Thursday, April 22, 2010

I'm years ahead of this guy

After all, he picked up piano at age 48, I started when I was 39.

Cincinnati Bengals Line Coach takes up piano

What's interesting about this is that he took up the instrument to get inside the mind of a performer. Money quote:

Because, over the course of a night, if (a concert pianist) plays 20,000 notes, and he misses a couple, he's had a bad night. And that's kind of the business I'm in - teaching people how to perform, particularly under pressure.

Never quite thought about it that way, although, with public recital #2 coming up in about 5 weeks, I should. I knew piano would teach me about music and preparation It has re-affirmed a lot of what I already knew, mainly having to do with HOW we learn things. But it never occurred to me to think of approaching piano from the perspective of a performer.

I'm going to have to think about this a little while more, but wanted to share it with you anyway.

- Aw2pp, recalcitrant perfectionist

3 comments:

pdxknitterati/MicheleLB said...

Have you read "The Inner Game of Music" by Barry Green & Timothy Gallwey?
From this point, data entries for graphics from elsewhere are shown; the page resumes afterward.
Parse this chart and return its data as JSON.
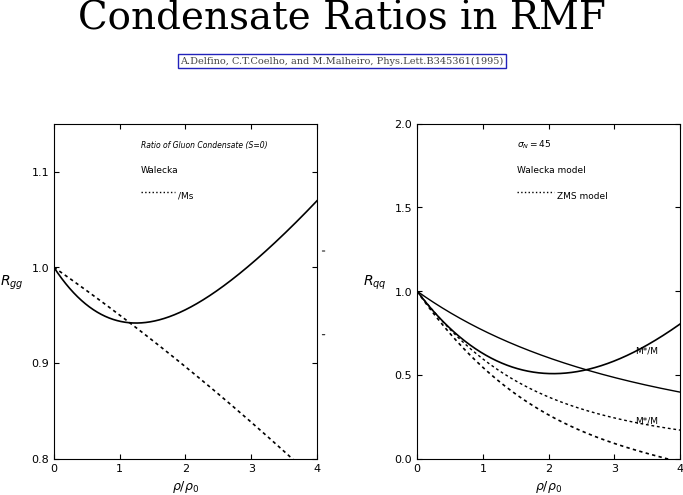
{
  "title": "Condensate Ratios in RMF",
  "citation": "A.Delfino, C.T.Coelho, and M.Malheiro, Phys.Lett.B345361(1995)",
  "bg_color": "#ffffff",
  "left_plot": {
    "xlabel": "\\u03c1/\\u03c1\\u2080",
    "xlim": [
      0,
      4
    ],
    "ylim": [
      0.8,
      1.15
    ],
    "yticks": [
      0.8,
      0.9,
      1.0,
      1.1
    ],
    "xticks": [
      0,
      1,
      2,
      3,
      4
    ],
    "annotation": "Ratio of Gluon Condensate (S=0)",
    "legend_solid": "Walecka",
    "legend_dashed": "/Ms"
  },
  "right_plot": {
    "xlabel": "\\u03c1/\\u03c1\\u2080",
    "xlim": [
      0,
      4
    ],
    "ylim": [
      0.0,
      2.0
    ],
    "yticks": [
      0.0,
      0.5,
      1.0,
      1.5,
      2.0
    ],
    "xticks": [
      0,
      1,
      2,
      3,
      4
    ],
    "annotation_sigma": "\\u03c3_N = 45",
    "legend_solid": "Walecka model",
    "legend_dashed": "ZMS model",
    "label_mstar_walecka": "M*/M",
    "label_mstar_zms": "M*/M"
  }
}
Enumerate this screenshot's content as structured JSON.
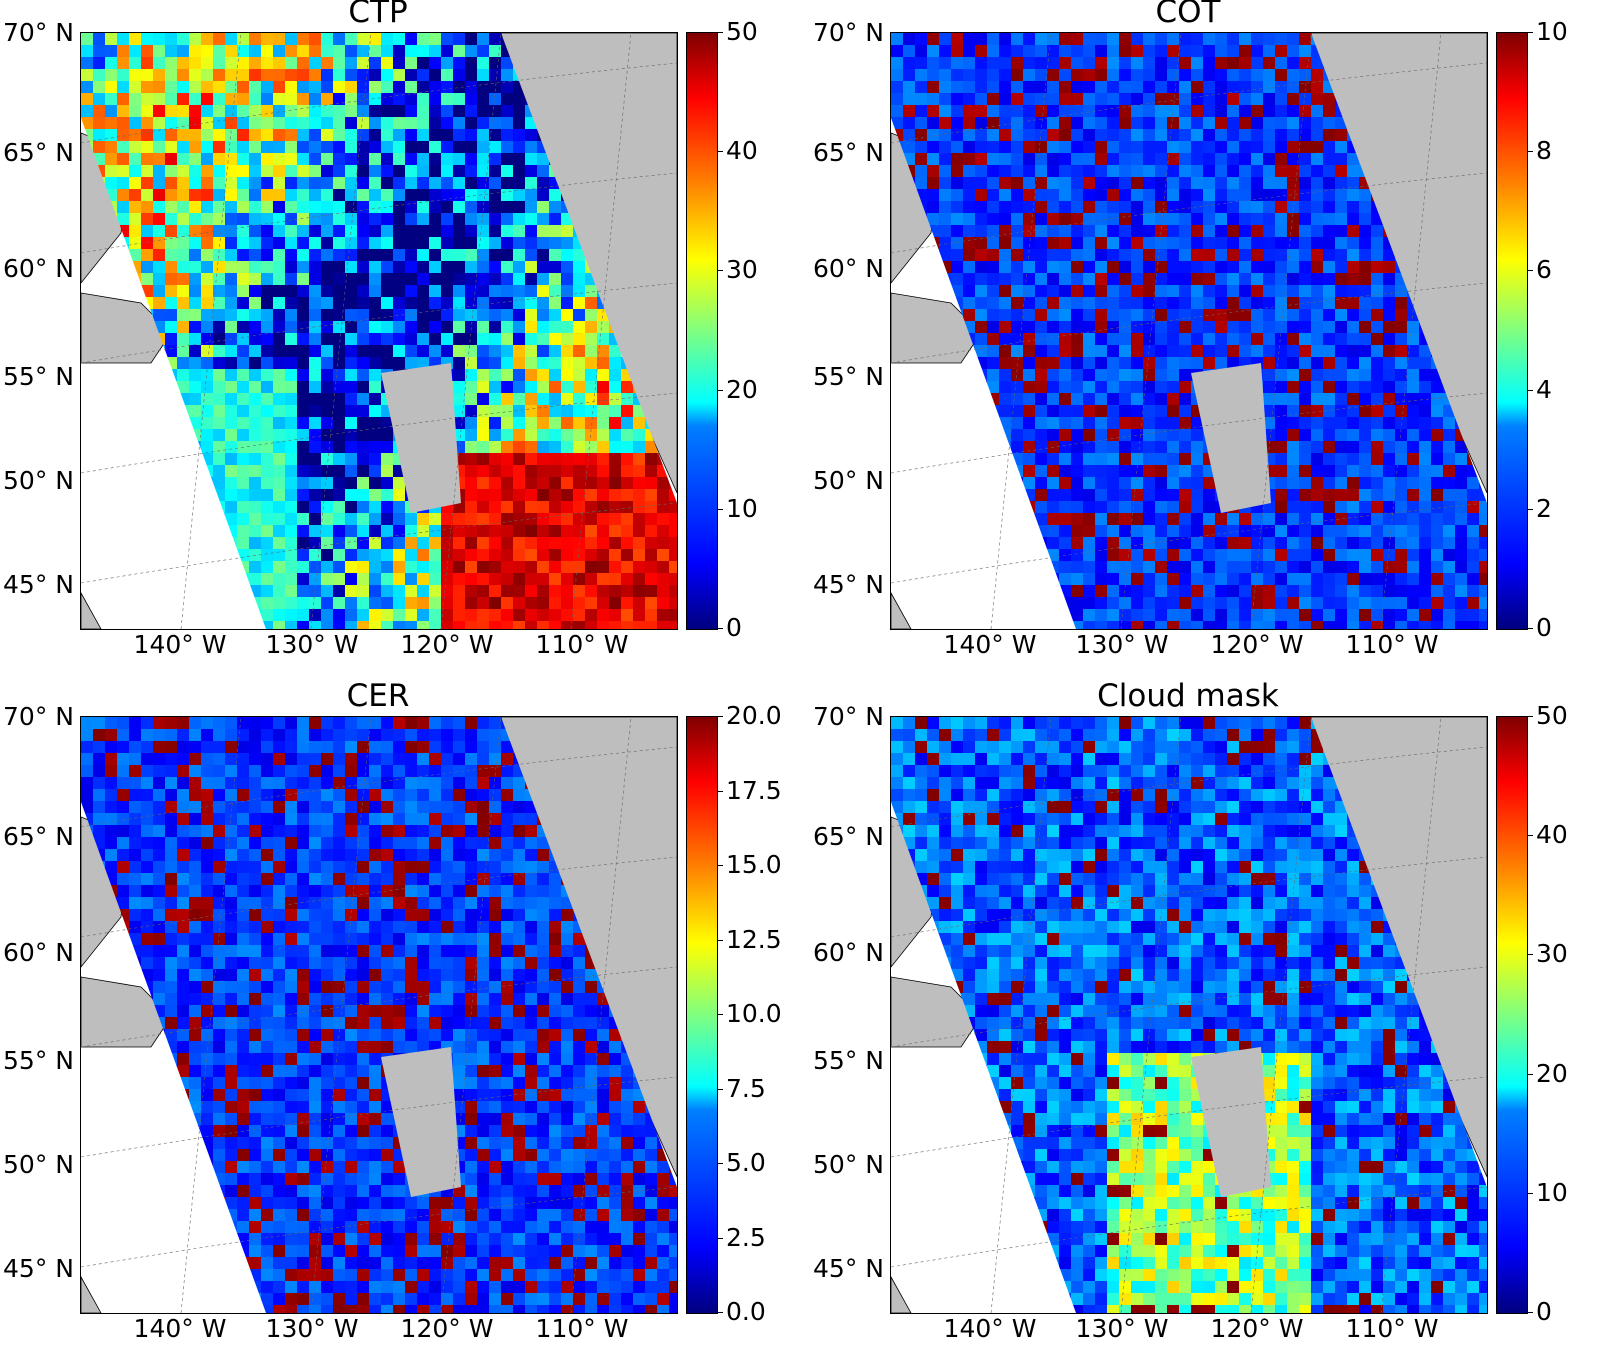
{
  "panels": [
    {
      "id": "ctp",
      "title": "CTP",
      "lat_labels": [
        "70° N",
        "65° N",
        "60° N",
        "55° N",
        "50° N",
        "45° N"
      ],
      "lon_labels": [
        "140° W",
        "130° W",
        "120° W",
        "110° W"
      ],
      "colorbar_ticks": [
        "50",
        "40",
        "30",
        "20",
        "10",
        "0"
      ],
      "colorbar_range": [
        0,
        50
      ],
      "dominant": "mixed"
    },
    {
      "id": "cot",
      "title": "COT",
      "lat_labels": [
        "70° N",
        "65° N",
        "60° N",
        "55° N",
        "50° N",
        "45° N"
      ],
      "lon_labels": [
        "140° W",
        "130° W",
        "120° W",
        "110° W"
      ],
      "colorbar_ticks": [
        "10",
        "8",
        "6",
        "4",
        "2",
        "0"
      ],
      "colorbar_range": [
        0,
        10
      ],
      "dominant": "blue"
    },
    {
      "id": "cer",
      "title": "CER",
      "lat_labels": [
        "70° N",
        "65° N",
        "60° N",
        "55° N",
        "50° N",
        "45° N"
      ],
      "lon_labels": [
        "140° W",
        "130° W",
        "120° W",
        "110° W"
      ],
      "colorbar_ticks": [
        "20.0",
        "17.5",
        "15.0",
        "12.5",
        "10.0",
        "7.5",
        "5.0",
        "2.5",
        "0.0"
      ],
      "colorbar_range": [
        0,
        20
      ],
      "dominant": "blue"
    },
    {
      "id": "cloud-mask",
      "title": "Cloud mask",
      "lat_labels": [
        "70° N",
        "65° N",
        "60° N",
        "55° N",
        "50° N",
        "45° N"
      ],
      "lon_labels": [
        "140° W",
        "130° W",
        "120° W",
        "110° W"
      ],
      "colorbar_ticks": [
        "50",
        "40",
        "30",
        "20",
        "10",
        "0"
      ],
      "colorbar_range": [
        0,
        50
      ],
      "dominant": "blue-cyan"
    }
  ],
  "colors": {
    "land": "#bebebe",
    "lake": "#7a9bd6",
    "ocean": "#ffffff",
    "missing": "#bebebe",
    "colormap": "jet"
  }
}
Gallwey wrote "The Inner Game of Tennis."

Funny to be relating backwards from music to sports to music!

And I don't think missing a few notes is a bad night; coach has it wrong there.

ral said...

I have that same "perfectionist" streak in my nature. For me, a big part of learning to perform is coming to grips with that.

I know my teacher would say "nobody cares about those wrong notes." Well, even if I don't quite believe that the idea behind it is right -- to play musically I have to ignore the mistakes and keep going.
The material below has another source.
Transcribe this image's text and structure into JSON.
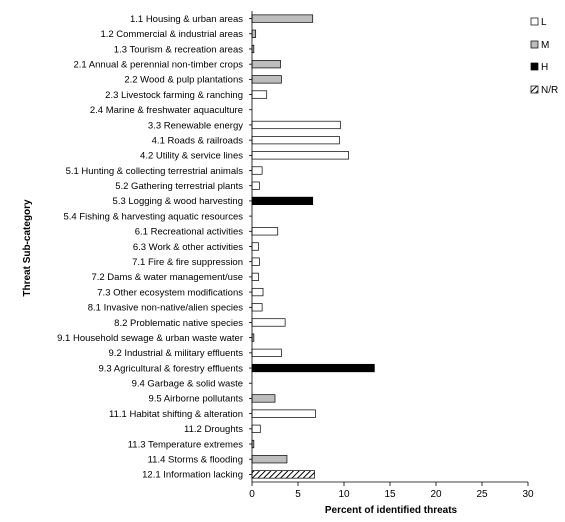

It took me about three years of lessons before I was satisfied with the way I performed a piece. Coming up on 7 years now I still get butterflies but I have come to enjoy playing for others to hear. Like everything else, it requires practice.

pdxknitterati/MicheleLB said...

That's what I'm working on now, to be able to keep going without that huge pause that screams "I made a mistake!" Because really, if people don't know the piece, and you don't point it out, but keep playing musically, who's going to know?